As the rig is not considered part of Australia’s migration zone, they are not entitled to the same assistance as those who were brought directly to the mainland for treatment.

David Manne of the Refugee and Immigration Legal Centre says they will be precluded from accessing Australian law if they claim refugee status. “We are not talking about a fencing dispute here,” he told ABC radio. “We are talking about people who are coming here seeking protection from persecution, from brutality, from torture, from tyranny.

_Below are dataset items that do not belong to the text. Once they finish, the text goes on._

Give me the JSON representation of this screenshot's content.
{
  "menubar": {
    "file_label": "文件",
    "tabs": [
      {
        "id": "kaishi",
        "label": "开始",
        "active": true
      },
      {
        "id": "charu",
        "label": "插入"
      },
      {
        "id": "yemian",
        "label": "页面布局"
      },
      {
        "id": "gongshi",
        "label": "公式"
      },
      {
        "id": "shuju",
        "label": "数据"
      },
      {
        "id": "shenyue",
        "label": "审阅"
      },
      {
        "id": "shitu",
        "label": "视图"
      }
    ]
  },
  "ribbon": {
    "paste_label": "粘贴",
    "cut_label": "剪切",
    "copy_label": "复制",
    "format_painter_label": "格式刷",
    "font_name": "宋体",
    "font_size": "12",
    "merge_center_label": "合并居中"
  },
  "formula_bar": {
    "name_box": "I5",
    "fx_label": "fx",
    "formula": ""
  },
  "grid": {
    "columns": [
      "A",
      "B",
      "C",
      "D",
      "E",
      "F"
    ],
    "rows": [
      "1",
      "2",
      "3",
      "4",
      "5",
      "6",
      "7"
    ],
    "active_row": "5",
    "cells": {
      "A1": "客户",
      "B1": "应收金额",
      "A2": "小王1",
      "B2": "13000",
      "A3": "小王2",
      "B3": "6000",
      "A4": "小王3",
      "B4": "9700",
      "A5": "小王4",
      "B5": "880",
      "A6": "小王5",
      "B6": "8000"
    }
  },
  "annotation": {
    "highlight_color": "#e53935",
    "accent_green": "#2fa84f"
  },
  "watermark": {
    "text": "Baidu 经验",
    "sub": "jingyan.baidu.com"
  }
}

“The stakes could hardly be higher, and in that context, one would hope that at very least the basic safeguards were put in place that ordinarily apply to the Australian legal system, to ensure that the decision that is made is fair and is correct.”

Some Liberal MPs say they want a return to the type of immigration policy the party held while in government under John Howard. In 2001, when Norwegian boat the Tampa rescued 438 Afghan refugees but was refused entry into Australian waters, Mr Howard famously said: “We will decide who comes to this country, and the circumstances in which they come.”

But there has been no clear, uniform line from the Liberals on what should be done. While some MPs called for a return of the Howard-era temporary protection visas which deprived holders of the rights to travel or bring their families to Australia, others argued vehemently against this.

This led Mr Rudd to label the opposition a shambles. “Chaos, confusion and opportunism. That’s what we see from dawn till night with every statement by the Liberal Party on border protection policy,” he said.

Amid all the mud-slinging by politicians from all sides, the doctors and nurses treating the injured refugees are getting on with their job.

At the National Critical Care and Trauma Centre, established at Royal Darwin Hospital after the 2002 Bali bombing, Dr Len Notaras said: “The staff on this site will never lose sight of what we are about, and that is the human being.”

One patient in particular had an effect on Dr Notaras. “He was wearing a tattered T-shirt, and burnt and tattered shorts. I felt very sad. I don’t know the man, I don’t know his background, but all I could think of this person is: been on a small boat, been in an explosion, been transported and now he’s here in circumstances [in which] he has no idea what’s going to happen next.”

Whatever happens to the asylum seekers, there is no doubt the political point scoring will continue.